As an attempt to simulate background traffic on the network, I've modified the UDP Echo Server and On/Off application into a TCP Reply Server and TCP Traffic Generator applications.  Basically, the Traffic Generator runs for a few seconds sending packets with it's Node ID and a string, plus padding to get me to my desired packet size of 256kB.  The echo server crafts a reply of the same size and fires it back.  This helps me keep track of who's talking to who in the PCAPs.  I also added a HandleRead method for the traffic generator and registered its callback so that the generator will properly receive the replies from the server.  The generator than goes to sleep for several more seconds before popping back up.  I'm using random variables for the on/off periods along with start times, and assigning these applications to various groups of nodes throughout the MANET.  My end goal is to have different parts of the network under different traffic loads at different times.  From examining the PCAPs, this appears to be successful.

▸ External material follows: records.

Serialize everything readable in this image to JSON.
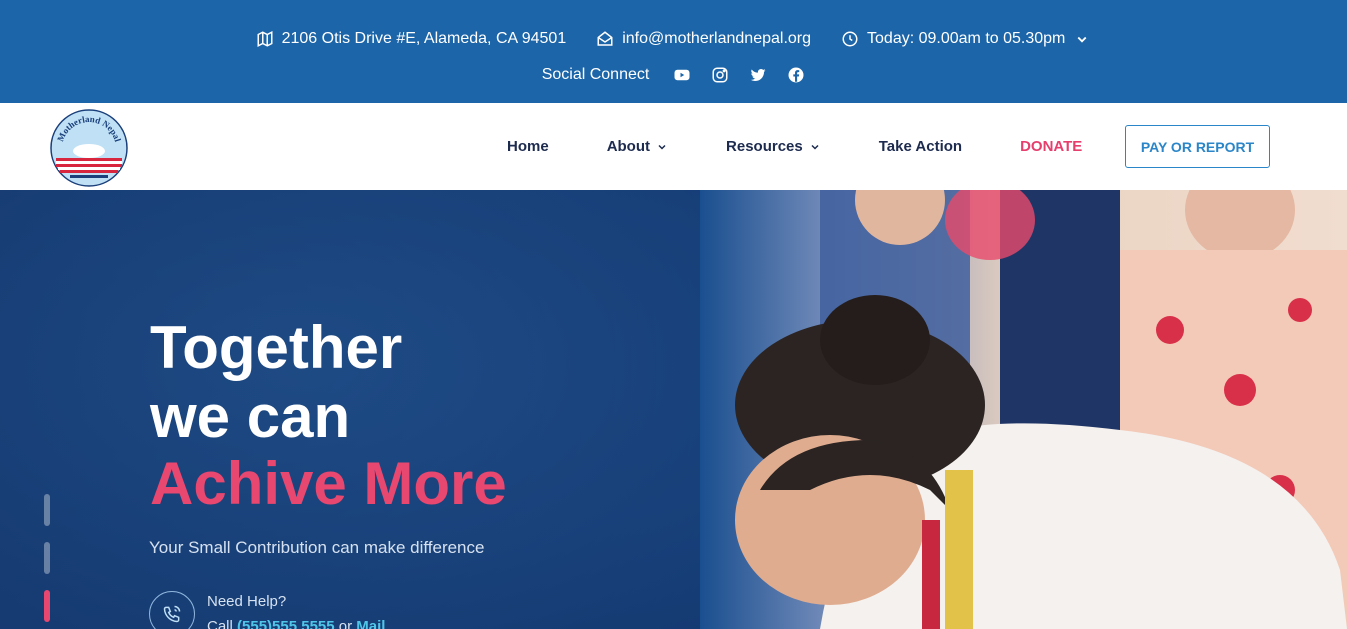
{
  "topbar": {
    "address": "2106 Otis Drive #E, Alameda, CA 94501",
    "email": "info@motherlandnepal.org",
    "hours": "Today: 09.00am to 05.30pm",
    "social_label": "Social Connect"
  },
  "logo": {
    "text": "Motherland Nepal"
  },
  "nav": {
    "items": [
      {
        "label": "Home"
      },
      {
        "label": "About"
      },
      {
        "label": "Resources"
      },
      {
        "label": "Take Action"
      },
      {
        "label": "DONATE"
      }
    ],
    "cta": "PAY OR REPORT"
  },
  "hero": {
    "line1": "Together",
    "line2": "we can",
    "line3": "Achive More",
    "subtitle": "Your Small Contribution can make difference",
    "help_title": "Need Help?",
    "help_prefix": "Call ",
    "help_phone": "(555)555 5555",
    "help_mid": " or ",
    "help_mail": "Mail"
  },
  "colors": {
    "topbar": "#1c65a8",
    "accent_pink": "#e8476f",
    "nav_text": "#1d2b4f",
    "cta_blue": "#2a86c8",
    "phone_link": "#4fc6e8"
  }
}
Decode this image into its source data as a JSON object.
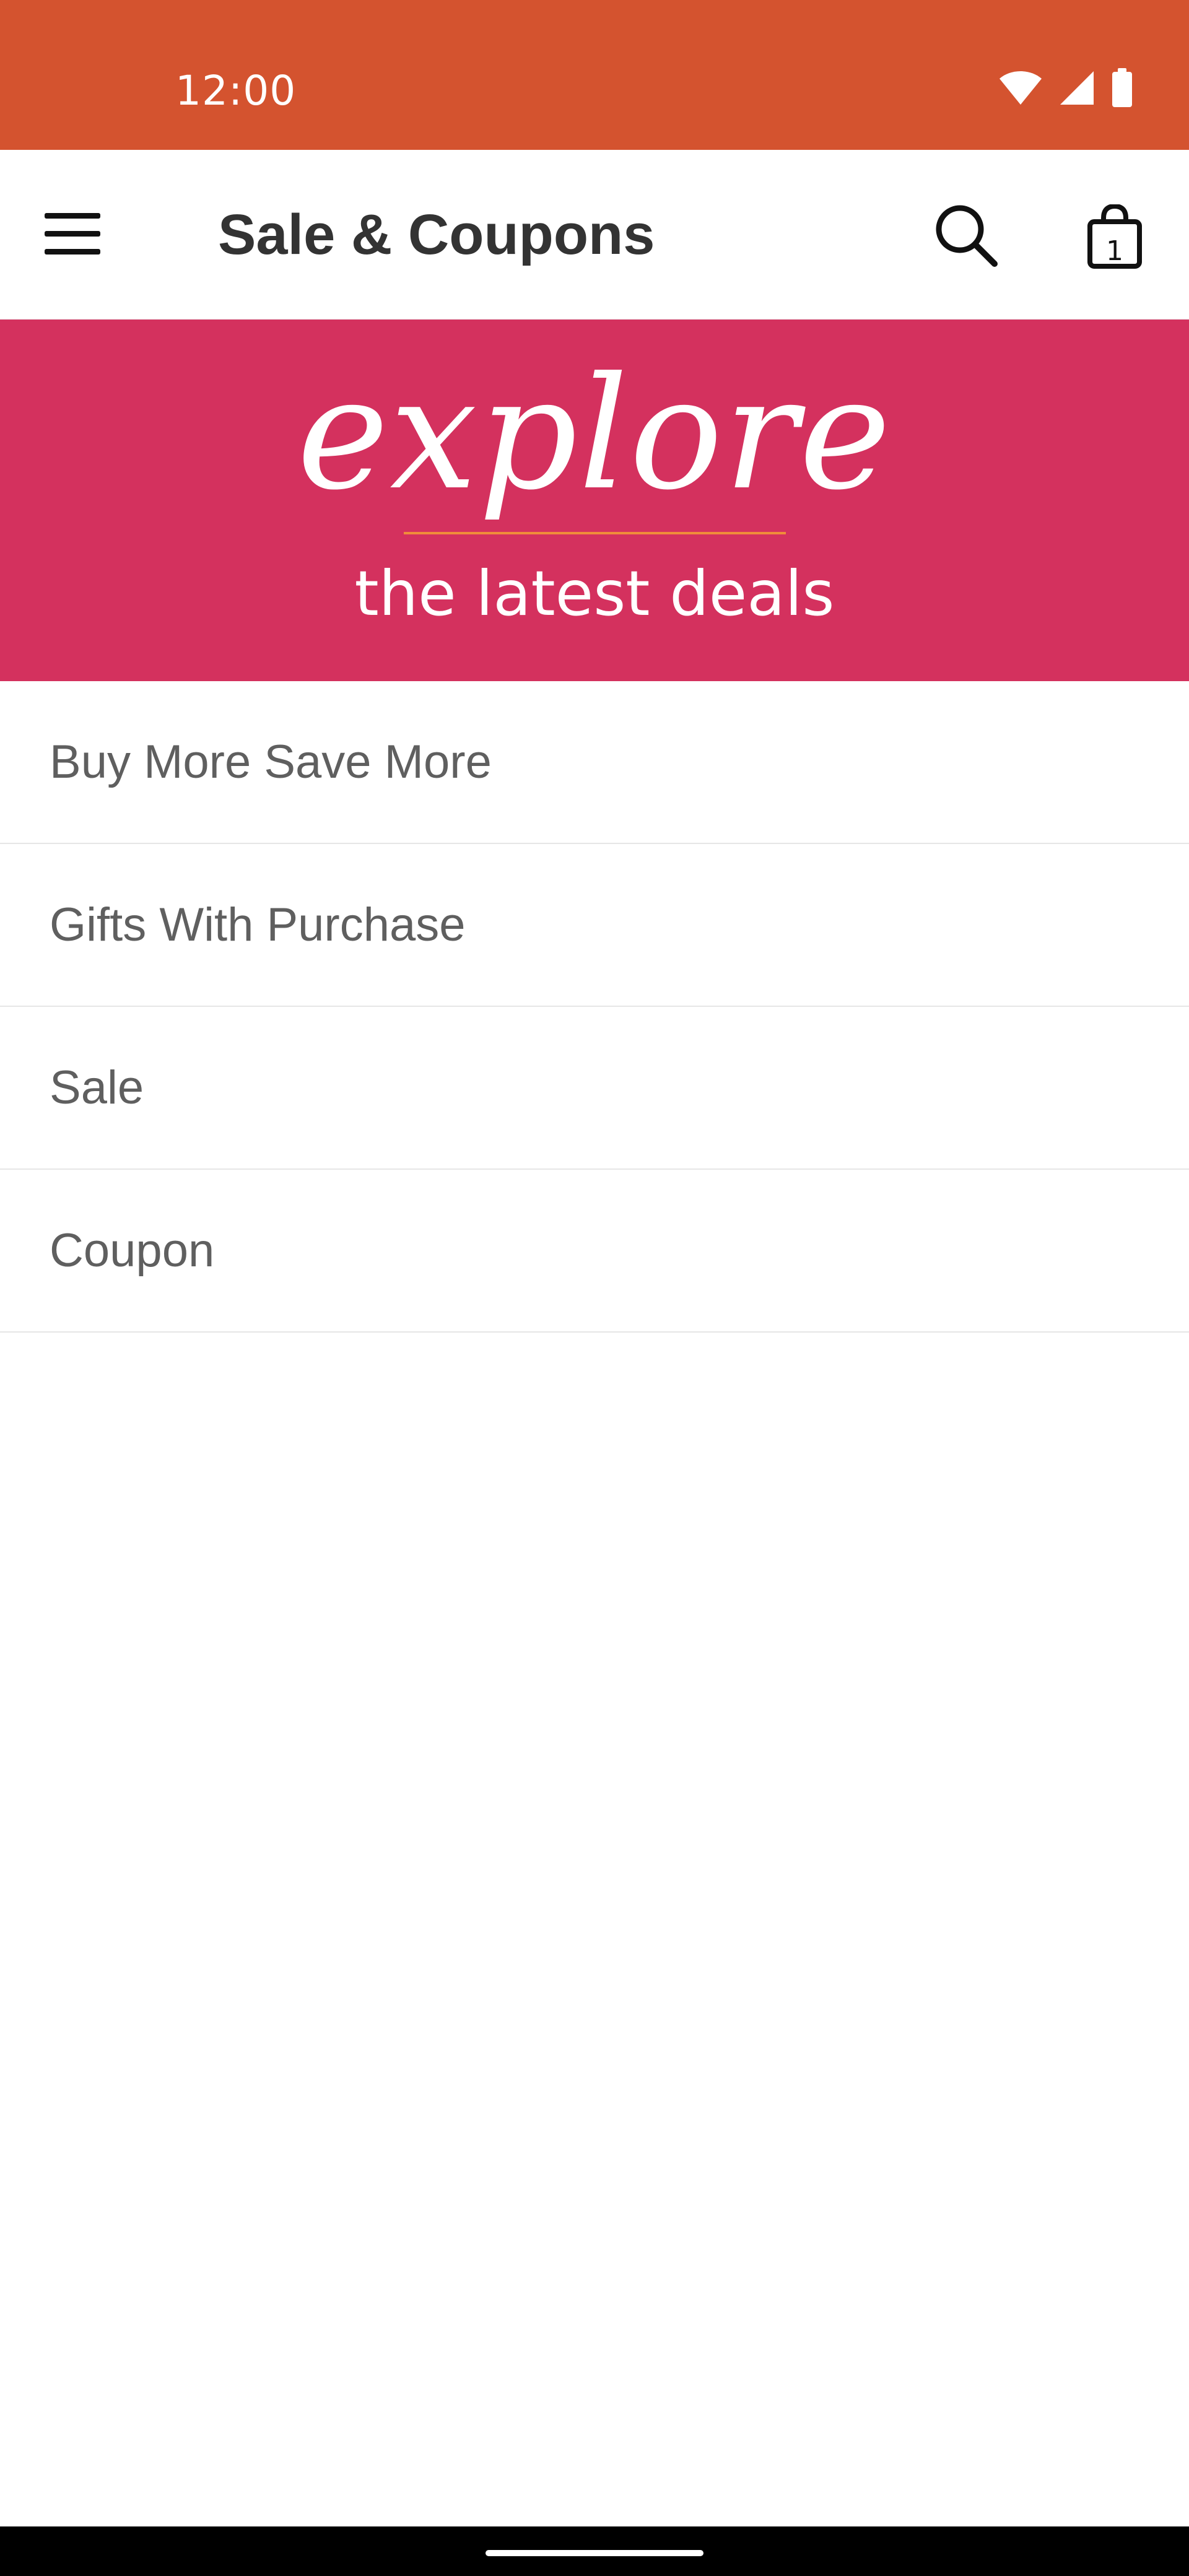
{
  "status_bar": {
    "time": "12:00",
    "icons": [
      "wifi-icon",
      "signal-icon",
      "battery-icon"
    ],
    "color": "#d4532f"
  },
  "app_bar": {
    "title": "Sale & Coupons",
    "menu_icon": "hamburger-menu-icon",
    "search_icon": "search-icon",
    "bag_icon": "shopping-bag-icon",
    "bag_count": "1"
  },
  "banner": {
    "headline": "explore",
    "subheadline": "the latest deals",
    "background": "#d4315e",
    "divider_color": "#f08c3a"
  },
  "deal_list": {
    "items": [
      {
        "label": "Buy More Save More"
      },
      {
        "label": "Gifts With Purchase"
      },
      {
        "label": "Sale"
      },
      {
        "label": "Coupon"
      }
    ]
  },
  "nav_bar": {
    "handle": "home-gesture-handle"
  }
}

I am running simulations using AODV and OLSR.  To account for this, I have moved the creation and opening of the socket from StartApplication to StartSending, so that connections occur a few seconds in and after most initial routes are established.  I have also added code to check if the socket has been created but is not connected, and to attempt to reconnect if the socket is in an ERR_NOTCONN or ERR_NOROUTETOHOUST state.  Seems to be an issue in OLSR, less so AODV.

I have reached the point now where everything seems to be working.  I can run five minutes on a fairly static network of 35 nodes...I have a moving network of 136 nodes running at the moment, about 145 seconds into a  five minute run in and over a minute past the point where it usually explodes.  In the PCAPs, TCP traffic continues periodically right until the current point in the simulation.  My next big test will be a network of 545 nodes.

But in the course of working on this,  I have run into two odd issues:

The first has to do with using the AddPaddingAtEnd method for the packets.  Viewed in Wireshark, the padding was not zeros.  It seemed to be pulling stuff off the stack, as I could sometimes see strings I use elsewhere in the applications, sometimes junk data.  The method was called simply as packet->AddPaddingAtEnd(m_pktMaxSize - packet->GetSize() ).  I worked around this issue by creating a empty packet of the size I needed and using the AddAtEnd method to add it to my message packet.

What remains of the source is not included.